The US Supreme Court ruled Tuesday that an antitrust lawsuit initiated by Mississippi against LCD screen makers could not be moved to federal court as the defendants had wished, a decision reports say will make it more difficult to sue foreign companies in domestic courts.
The New York Times reported Tuesday that the SCOTUS unanimously voted that the case, which brought legal action against liquid crystal display makers AU Optronics and Sharp for allegations of price-fixing, must remain in Mississippi. The companies, who were found by federal regulators to have fixed LCD prices in a worldwide scandal, looked to have the case moved to federal court under the Class Action Fairness Act of 2005 on hopes they would receive a more positive outcome than in state court.
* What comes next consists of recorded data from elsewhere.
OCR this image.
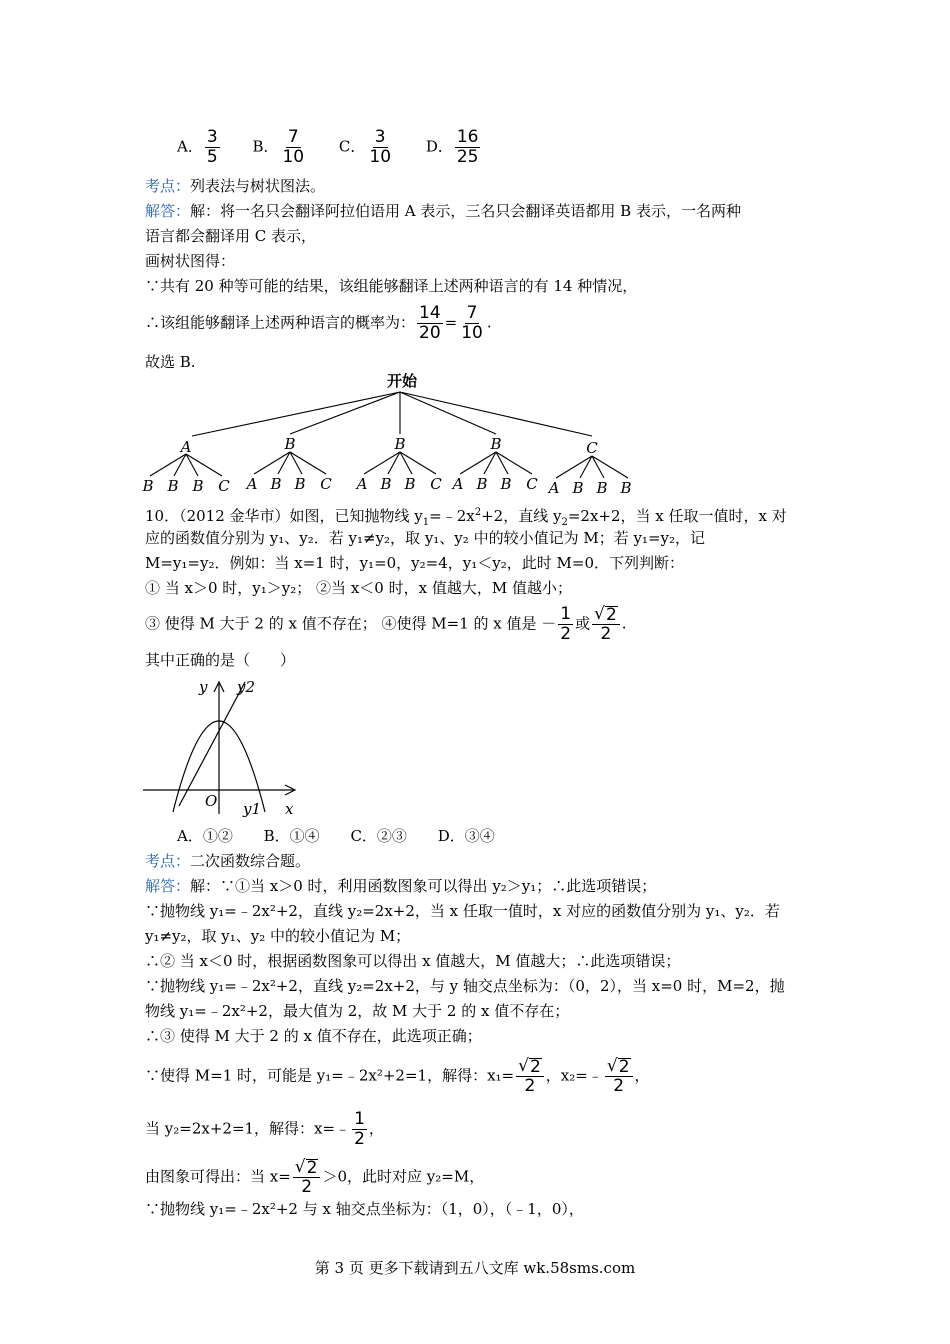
A． $\frac{3}{5}$ B． $\frac{7}{10}$ C． $\frac{3}{10}$ D． $\frac{16}{25}$
考点：列表法与树状图法。
解答：解：将一名只会翻译阿拉伯语用 A 表示，三名只会翻译英语都用 B 表示，一名两种
语言都会翻译用 C 表示，
画树状图得：
∵共有 20 种等可能的结果，该组能够翻译上述两种语言的有 14 种情况，
∴该组能够翻译上述两种语言的概率为： $\frac{14}{20} = \frac{7}{10}$ .
故选 B.
开始
A	B	B	B	C
B B B C A B B C A B B C A B B C A B B B
10．（2012 金华市）如图，已知抛物线 $y_1=﹣2x^2+2$，直线 $y_2=2x+2$，当 x 任取一值时，x 对
应的函数值分别为 y₁、y₂．若 y₁≠y₂，取 y₁、y₂ 中的较小值记为 M；若 y₁=y₂，记
M=y₁=y₂．例如：当 x=1 时，y₁=0，y₂=4，y₁＜y₂，此时 M=0．下列判断：
① 当 x＞0 时，y₁＞y₂； ②当 x＜0 时，x 值越大，M 值越小；
③ 使得 M 大于 2 的 x 值不存在； ④使得 M=1 的 x 值是 － $\frac{1}{2}$ 或 $\frac{√ 2}{2}$ .
其中正确的是（　　）
y y2
O y1 x
A．①② B．①④ C．②③ D．③④
考点：二次函数综合题。
解答：解：∵①当 x＞0 时，利用函数图象可以得出 y₂＞y₁；∴此选项错误；
∵抛物线 y₁=﹣2x²+2，直线 y₂=2x+2，当 x 任取一值时，x 对应的函数值分别为 y₁、y₂．若
y₁≠y₂，取 y₁、y₂ 中的较小值记为 M；
∴② 当 x＜0 时，根据函数图象可以得出 x 值越大，M 值越大；∴此选项错误；
∵抛物线 y₁=﹣2x²+2，直线 y₂=2x+2，与 y 轴交点坐标为：（0，2），当 x=0 时，M=2，抛
物线 y₁=﹣2x²+2，最大值为 2，故 M 大于 2 的 x 值不存在；
∴③ 使得 M 大于 2 的 x 值不存在，此选项正确；
∵使得 M=1 时，可能是 y₁=﹣2x²+2=1，解得：$x_1= \frac{√ 2}{2}$ ，x₂=﹣ $\frac{√ 2}{2}$ ，
当 y₂=2x+2=1，解得：x=﹣ $\frac{1}{2}$ ，
由图象可得出：当 $x= \frac{√ 2}{2} >0$，此时对应 y₂=M，
∵抛物线 y₁=﹣2x²+2 与 x 轴交点坐标为：（1，0），（﹣1，0），
第 3 页 更多下载请到五八文库 wk.58sms.com
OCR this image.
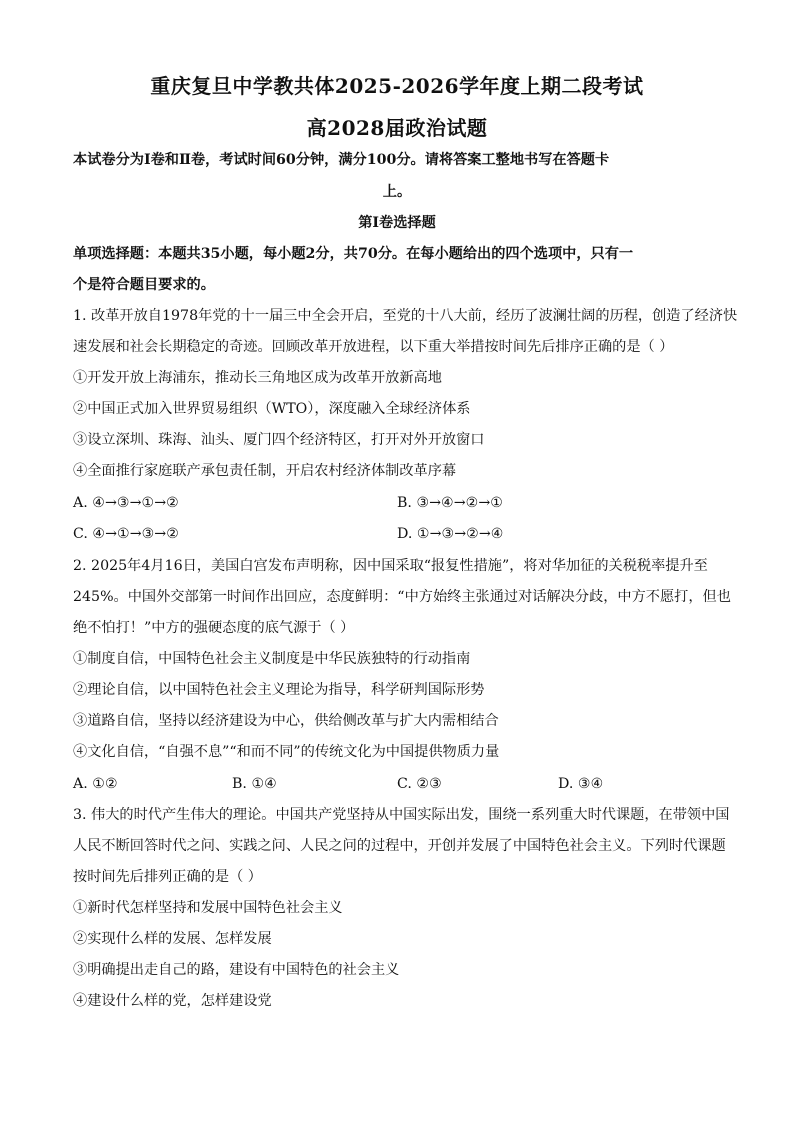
重庆复旦中学教共体2025-2026学年度上期二段考试
高2028届政治试题
本试卷分为Ⅰ卷和Ⅱ卷，考试时间60分钟，满分100分。请将答案工整地书写在答题卡
上。
第Ⅰ卷选择题
单项选择题：本题共35小题，每小题2分，共70分。在每小题给出的四个选项中，只有一
个是符合题目要求的。
1. 改革开放自1978年党的十一届三中全会开启，至党的十八大前，经历了波澜壮阔的历程，创造了经济快
速发展和社会长期稳定的奇迹。回顾改革开放进程，以下重大举措按时间先后排序正确的是（ ）
①开发开放上海浦东，推动长三角地区成为改革开放新高地
②中国正式加入世界贸易组织（WTO），深度融入全球经济体系
③设立深圳、珠海、汕头、厦门四个经济特区，打开对外开放窗口
④全面推行家庭联产承包责任制，开启农村经济体制改革序幕
A. ④→③→①→②	B. ③→④→②→①
C. ④→①→③→②	D. ①→③→②→④
2. 2025年4月16日，美国白宫发布声明称，因中国采取“报复性措施”，将对华加征的关税税率提升至
245%。中国外交部第一时间作出回应，态度鲜明：“中方始终主张通过对话解决分歧，中方不愿打，但也
绝不怕打！”中方的强硬态度的底气源于（ ）
①制度自信，中国特色社会主义制度是中华民族独特的行动指南
②理论自信，以中国特色社会主义理论为指导，科学研判国际形势
③道路自信，坚持以经济建设为中心，供给侧改革与扩大内需相结合
④文化自信，“自强不息”“和而不同”的传统文化为中国提供物质力量
A. ①②	B. ①④	C. ②③	D. ③④
3. 伟大的时代产生伟大的理论。中国共产党坚持从中国实际出发，围绕一系列重大时代课题，在带领中国
人民不断回答时代之问、实践之问、人民之问的过程中，开创并发展了中国特色社会主义。下列时代课题
按时间先后排列正确的是（ ）
①新时代怎样坚持和发展中国特色社会主义
②实现什么样的发展、怎样发展
③明确提出走自己的路，建设有中国特色的社会主义
④建设什么样的党，怎样建设党
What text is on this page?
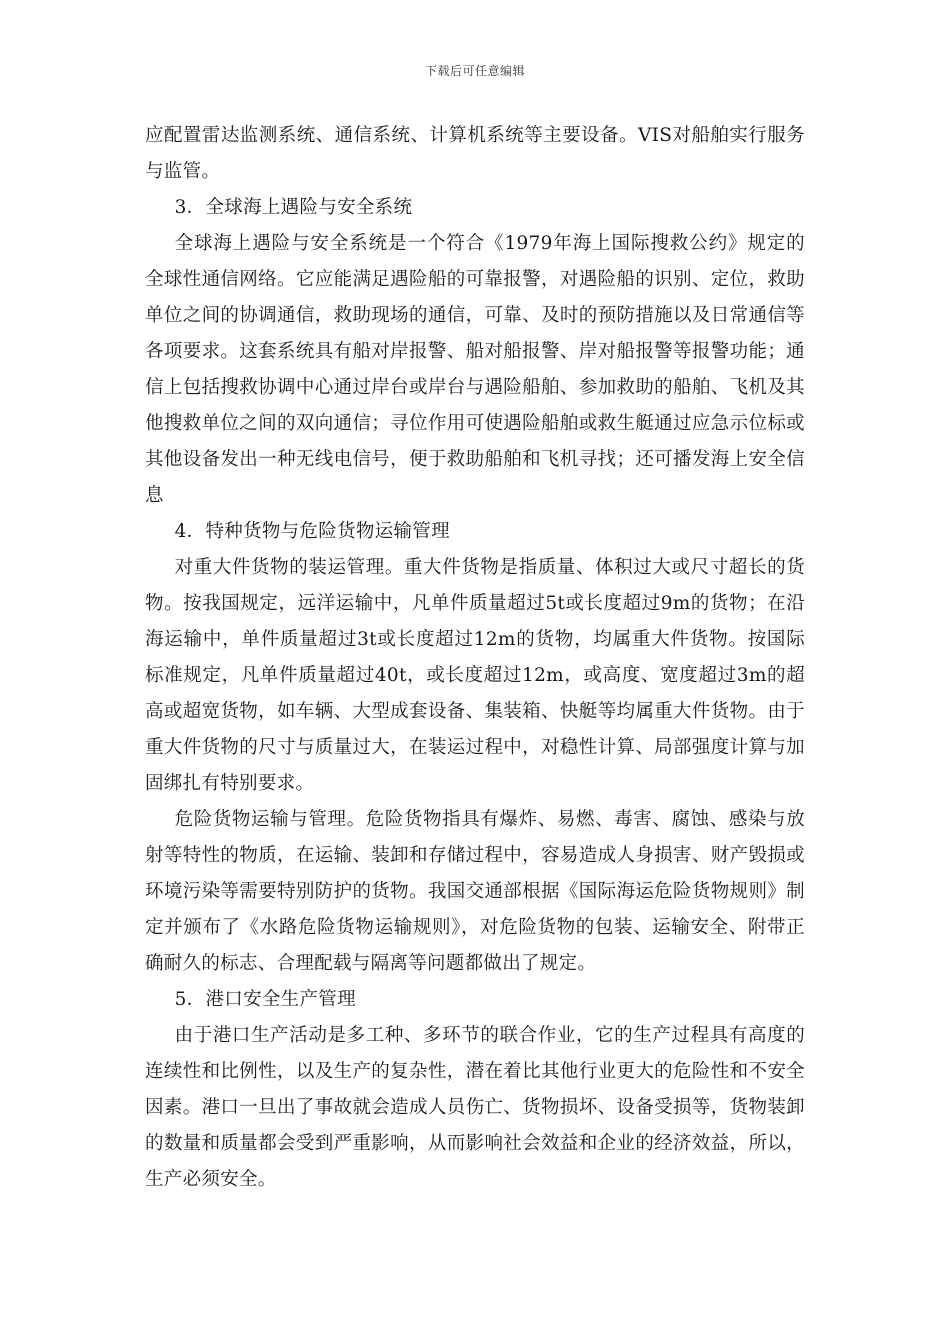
下载后可任意编辑

应配置雷达监测系统、通信系统、计算机系统等主要设备。VIS对船舶实行服务与监管。

3．全球海上遇险与安全系统

全球海上遇险与安全系统是一个符合《1979年海上国际搜救公约》规定的全球性通信网络。它应能满足遇险船的可靠报警，对遇险船的识别、定位，救助单位之间的协调通信，救助现场的通信，可靠、及时的预防措施以及日常通信等各项要求。这套系统具有船对岸报警、船对船报警、岸对船报警等报警功能；通信上包括搜救协调中心通过岸台或岸台与遇险船舶、参加救助的船舶、飞机及其他搜救单位之间的双向通信；寻位作用可使遇险船舶或救生艇通过应急示位标或其他设备发出一种无线电信号，便于救助船舶和飞机寻找；还可播发海上安全信息

4．特种货物与危险货物运输管理

对重大件货物的装运管理。重大件货物是指质量、体积过大或尺寸超长的货物。按我国规定，远洋运输中，凡单件质量超过5t或长度超过9m的货物；在沿海运输中，单件质量超过3t或长度超过12m的货物，均属重大件货物。按国际标准规定，凡单件质量超过40t，或长度超过12m，或高度、宽度超过3m的超高或超宽货物，如车辆、大型成套设备、集装箱、快艇等均属重大件货物。由于重大件货物的尺寸与质量过大，在装运过程中，对稳性计算、局部强度计算与加固绑扎有特别要求。

危险货物运输与管理。危险货物指具有爆炸、易燃、毒害、腐蚀、感染与放射等特性的物质，在运输、装卸和存储过程中，容易造成人身损害、财产毁损或环境污染等需要特别防护的货物。我国交通部根据《国际海运危险货物规则》制定并颁布了《水路危险货物运输规则》，对危险货物的包装、运输安全、附带正确耐久的标志、合理配载与隔离等问题都做出了规定。

5．港口安全生产管理

由于港口生产活动是多工种、多环节的联合作业，它的生产过程具有高度的连续性和比例性，以及生产的复杂性，潜在着比其他行业更大的危险性和不安全因素。港口一旦出了事故就会造成人员伤亡、货物损坏、设备受损等，货物装卸的数量和质量都会受到严重影响，从而影响社会效益和企业的经济效益，所以，生产必须安全。
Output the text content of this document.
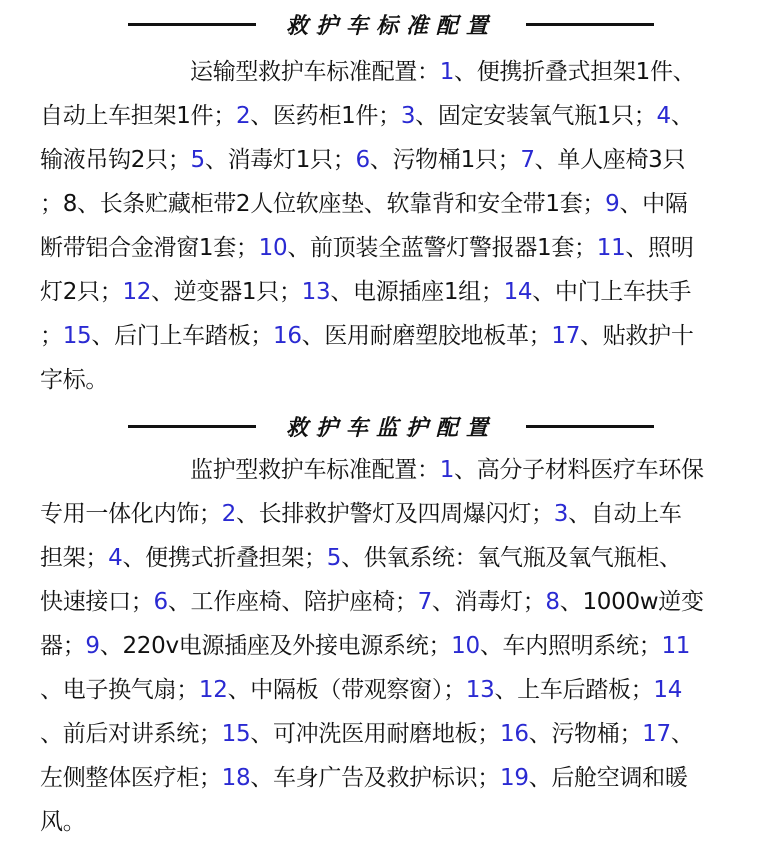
救护车标准配置
运输型救护车标准配置：1、便携折叠式担架1件、
自动上车担架1件；2、医药柜1件；3、固定安装氧气瓶1只；4、
输液吊钩2只；5、消毒灯1只；6、污物桶1只；7、单人座椅3只
；8、长条贮藏柜带2人位软座垫、软靠背和安全带1套；9、中隔
断带铝合金滑窗1套；10、前顶装全蓝警灯警报器1套；11、照明
灯2只；12、逆变器1只；13、电源插座1组；14、中门上车扶手
；15、后门上车踏板；16、医用耐磨塑胶地板革；17、贴救护十
字标。
救护车监护配置
监护型救护车标准配置：1、高分子材料医疗车环保
专用一体化内饰；2、长排救护警灯及四周爆闪灯；3、自动上车
担架；4、便携式折叠担架；5、供氧系统：氧气瓶及氧气瓶柜、
快速接口；6、工作座椅、陪护座椅；7、消毒灯；8、1000w逆变
器；9、220v电源插座及外接电源系统；10、车内照明系统；11
、电子换气扇；12、中隔板（带观察窗）；13、上车后踏板；14
、前后对讲系统；15、可冲洗医用耐磨地板；16、污物桶；17、
左侧整体医疗柜；18、车身广告及救护标识；19、后舱空调和暖
风。
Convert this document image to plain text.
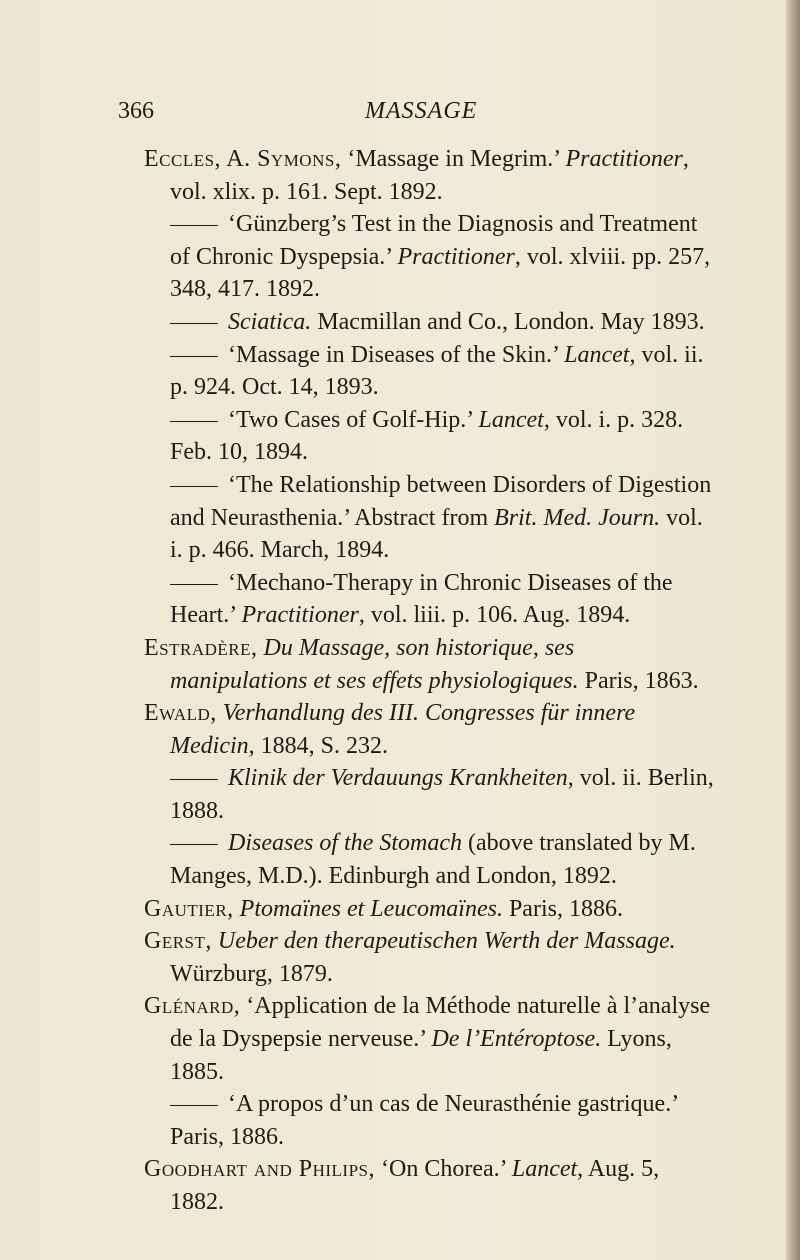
366	MASSAGE

Eccles, A. Symons, ‘Massage in Megrim.’ Practitioner, vol. xlix. p. 161. Sept. 1892.

‘Günzberg’s Test in the Diagnosis and Treatment of Chronic Dyspepsia.’ Practitioner, vol. xlviii. pp. 257, 348, 417. 1892.

Sciatica. Macmillan and Co., London. May 1893.

‘Massage in Diseases of the Skin.’ Lancet, vol. ii. p. 924. Oct. 14, 1893.

‘Two Cases of Golf-Hip.’ Lancet, vol. i. p. 328. Feb. 10, 1894.

‘The Relationship between Disorders of Digestion and Neurasthenia.’ Abstract from Brit. Med. Journ. vol. i. p. 466. March, 1894.

‘Mechano-Therapy in Chronic Diseases of the Heart.’ Practitioner, vol. liii. p. 106. Aug. 1894.

Estradère, Du Massage, son historique, ses manipulations et ses effets physiologiques. Paris, 1863.

Ewald, Verhandlung des III. Congresses für innere Medicin, 1884, S. 232.

Klinik der Verdauungs Krankheiten, vol. ii. Berlin, 1888.

Diseases of the Stomach (above translated by M. Manges, M.D.). Edinburgh and London, 1892.

Gautier, Ptomaïnes et Leucomaïnes. Paris, 1886.

Gerst, Ueber den therapeutischen Werth der Massage. Würzburg, 1879.

Glénard, ‘Application de la Méthode naturelle à l’analyse de la Dyspepsie nerveuse.’ De l’Entéroptose. Lyons, 1885.

‘A propos d’un cas de Neurasthénie gastrique.’ Paris, 1886.

Goodhart and Philips, ‘On Chorea.’ Lancet, Aug. 5, 1882.
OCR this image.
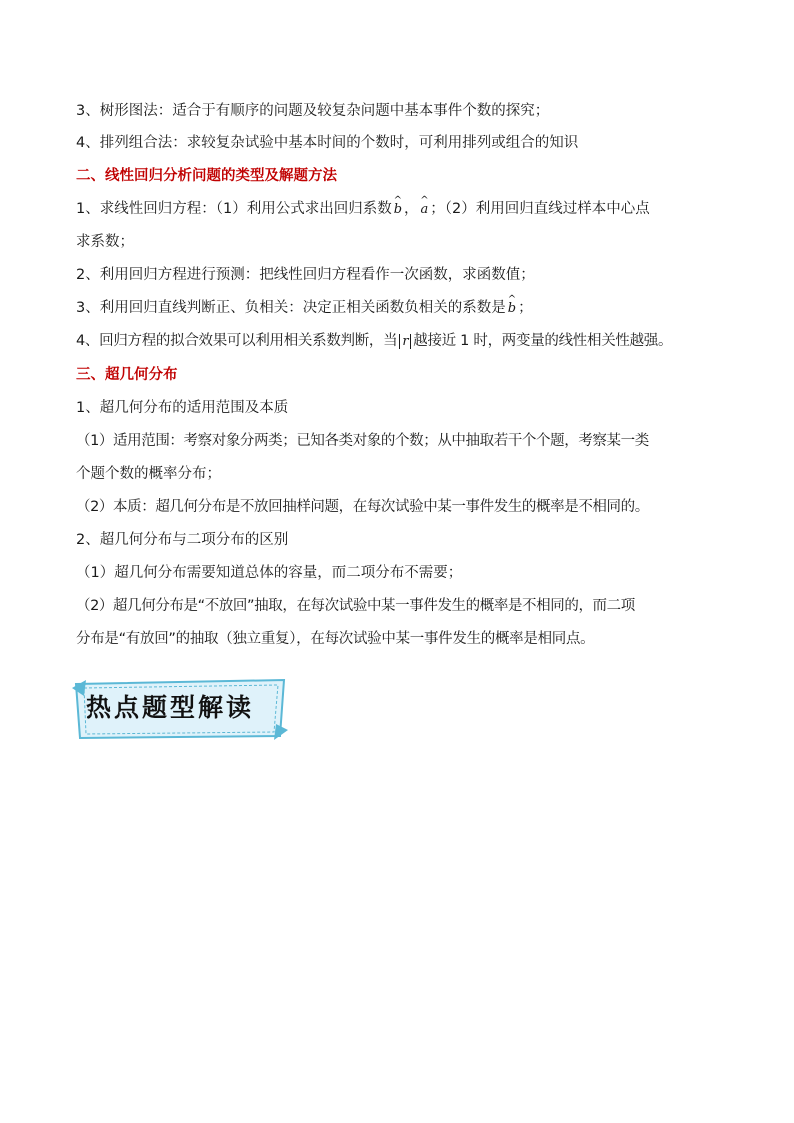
3、树形图法：适合于有顺序的问题及较复杂问题中基本事件个数的探究；
4、排列组合法：求较复杂试验中基本时间的个数时，可利用排列或组合的知识
二、线性回归分析问题的类型及解题方法
1、求线性回归方程：（1）利用公式求出回归系数 ^ b ， ^ a ；（2）利用回归直线过样本中心点
求系数；
2、利用回归方程进行预测：把线性回归方程看作一次函数，求函数值；
3、利用回归直线判断正、负相关：决定正相关函数负相关的系数是 ^ b ；
4、回归方程的拟合效果可以利用相关系数判断，当 r 越接近 1 时，两变量的线性相关性越强。
三、超几何分布
1、超几何分布的适用范围及本质
（1）适用范围：考察对象分两类；已知各类对象的个数；从中抽取若干个个题，考察某一类
个题个数的概率分布；
（2）本质：超几何分布是不放回抽样问题，在每次试验中某一事件发生的概率是不相同的。
2、超几何分布与二项分布的区别
（1）超几何分布需要知道总体的容量，而二项分布不需要；
（2）超几何分布是“不放回”抽取，在每次试验中某一事件发生的概率是不相同的，而二项
分布是“有放回”的抽取（独立重复），在每次试验中某一事件发生的概率是相同点。
热点题型解读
The companies had looked to qualify the lawsuit as a so-called “mass action” under the 2005 law in order to move the case. To qualify, there must be more than 100 plaintiffs in a state that could be considered hostile against corporate defendants.
But SCOTUS’s decision Tuesday found that the lawsuit did not qualify as a mass action as Mississippi was the only named plaintiff. An attempt to name all plaintiffs involved, Justice Sonia Sotomayor said, would lead to “an administrative nightmare that Congress could not possibly have intended.”
The SCOTUS ruling overturns a lower court’s decision that the case should be heard in federal court.
Reports say the unanimous ruling, along with a second decision also revealed Tuesday regarding human rights abuses in Argentina, will make it more difficult for plaintiffs to sue foreign firms in federal court.